Gillibrand's remarks are particularly noteworthy considering she was a big supporter of Hillary Clinton's recent presidential campaign. She frequently spoke in support of the Clintons and traveled to campaign events to advocate for the former first lady.
"Things have changed today, and I think under those circumstances there should be a very different reaction," she said. "And I think in light of this conversation, we should have a very different conversation about President Trump, and a very different conversation about allegations against him."
Trump has been accused of sexual harassment on numerous occasions and memorably bragged in the infamous "Access Hollywood" tape about being able to sexually assault women.
Gillibrand has been a strong advocate against sexual assault and for women's rights. She championed a fight against rampant sexual assault in the military and introduced legislation meant to combat sexual assault on college campuses.
There's been a growing national furor over sexual harassment and misconduct, including a remarkable House hearing earlier this week in which lawmakers addressed what they described as a rampant sexual harassment problem on Capitol Hill.
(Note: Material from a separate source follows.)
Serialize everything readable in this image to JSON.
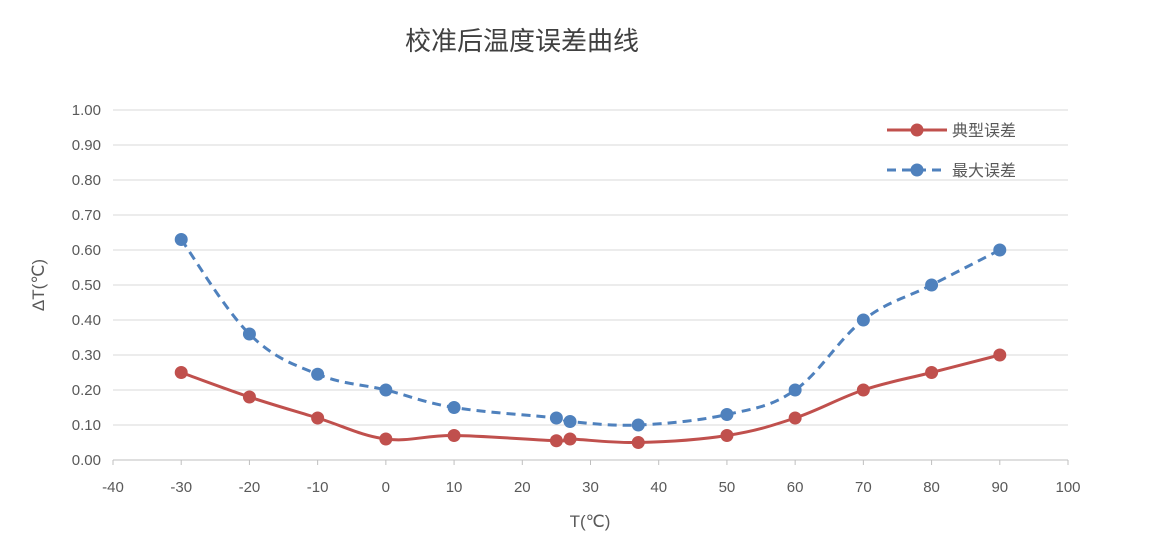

Philippe Reines, a longtime aide to Hillary Clinton, blasted Gillibrand on Twitter over the remarks.
"Over 20 yrs you took the Clintons' endorsements, money, and seat. Hypocrite," he wrote. "Interesting strategy for 2020 primaries. Best of luck."
Reacting later Friday to Gillibrand's comments, Hillary Clinton told WABC Radio that her husband had been "held accountable."
"This was a painful time, not only in our marriage, but in our country, which I've written about," Clinton said. "But it was investigated full, it was addressed at the time, he was held accountable. That is very different from what people seem to be remembering from that period because you can go back and look at the history."
Clinton added: "I don't know exactly what she was trying to say because her whole comment was somewhat contradictory. But I'll let her speak for herself."
Gillibrand's comments came hours after the Democratic Party was rocked by the news that Minnesota Democratic Sen. Al Franken groped and "forcibly kissed" a woman without her consent during an overseas USO tour in 2006, two years before Franken was elected to the Senate.